THE COST OF surgeries carried out in public hospitals for the treatment of the morbidly obese increased by 50% to more than €1 million last year, according to new figures.

A total of 112 patients underwent procedures to surgically limit their food intake and reduce their weight at a cost of €1,029,908 during 2016.

The number of people undergoing such operations each year has more than doubled since 2010 as Ireland’s obesity crisis has worsened.

The country is now on course to become the fattest nation in Europe within the next decade, according to the WHO.

During the past eight years, more than €5.2 million has been spent on bariatric surgery – the term covering various types of procedures for the treatment of morbid obesity – for 637 patients in public hospitals.

The costly operations are designed to encourage weight loss by surgically altering the process of digestion or by reducing the size of a patient’s stomach in order to limit food intake.

The surgeries performed include gastric bypass procedures, which redirect food away from some parts of the stomach and small intestine so that the body absorbs fewer calories.

They also include gastric banding, in which a band is placed around the upper part of the stomach to reduce its capacity so that the patient feels full after eating a small amount of food.

Bariatric procedures are carried out almost exclusively in two public hospitals: St Vincent’s University Hospital in Dublin, and University Hospital Galway (UHG).

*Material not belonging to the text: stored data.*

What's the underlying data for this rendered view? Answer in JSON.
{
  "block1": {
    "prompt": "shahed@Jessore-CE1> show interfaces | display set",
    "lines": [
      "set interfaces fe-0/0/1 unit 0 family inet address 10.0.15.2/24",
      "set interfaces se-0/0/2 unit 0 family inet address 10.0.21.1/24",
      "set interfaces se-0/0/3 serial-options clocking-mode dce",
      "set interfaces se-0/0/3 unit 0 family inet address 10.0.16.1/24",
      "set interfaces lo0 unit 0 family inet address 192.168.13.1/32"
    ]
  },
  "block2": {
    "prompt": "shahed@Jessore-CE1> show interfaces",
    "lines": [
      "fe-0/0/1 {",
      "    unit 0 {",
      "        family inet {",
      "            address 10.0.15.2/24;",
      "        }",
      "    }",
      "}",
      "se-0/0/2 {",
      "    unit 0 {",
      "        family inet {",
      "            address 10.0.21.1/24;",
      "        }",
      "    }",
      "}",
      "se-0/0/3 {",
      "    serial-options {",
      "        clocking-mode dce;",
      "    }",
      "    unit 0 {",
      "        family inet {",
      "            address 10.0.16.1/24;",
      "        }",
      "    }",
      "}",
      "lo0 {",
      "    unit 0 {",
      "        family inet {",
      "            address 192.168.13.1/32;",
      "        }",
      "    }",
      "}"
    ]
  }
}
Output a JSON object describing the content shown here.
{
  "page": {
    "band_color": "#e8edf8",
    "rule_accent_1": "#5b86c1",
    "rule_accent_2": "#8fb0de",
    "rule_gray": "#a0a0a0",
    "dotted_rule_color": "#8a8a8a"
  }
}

Some services are also provided at South Infirmary in Cork.

A spokesperson for the Health Service Executive (HSE) said that surgical interventions for morbid obesity are performed on the basis of a clinical diagnosis by a medical consultant.

“While a definite clinical need exists for those with chronic obesity, bariatric surgery is only required for the minority of obese patients (2% of the population),” they stated.

Patients are considered to be morbidly obese if they have a Body Mass Index (BMI) higher than 40.

The number of patients undergoing procedures for the treatment of morbid obesity has increased markedly in recent years. In 2009, 55 patients availed of the procedures at a cost of €450,606.

This had increased to 98 patients and a cost of €686,812 by 2015 and, last year, a total of 112 obese patients underwent bariatric surgery in public hospitals at a cost of €1,029,908.

The figures, which were released by the HSE under the Freedom of Information Act, show that each procedure cost an average of over €9,000.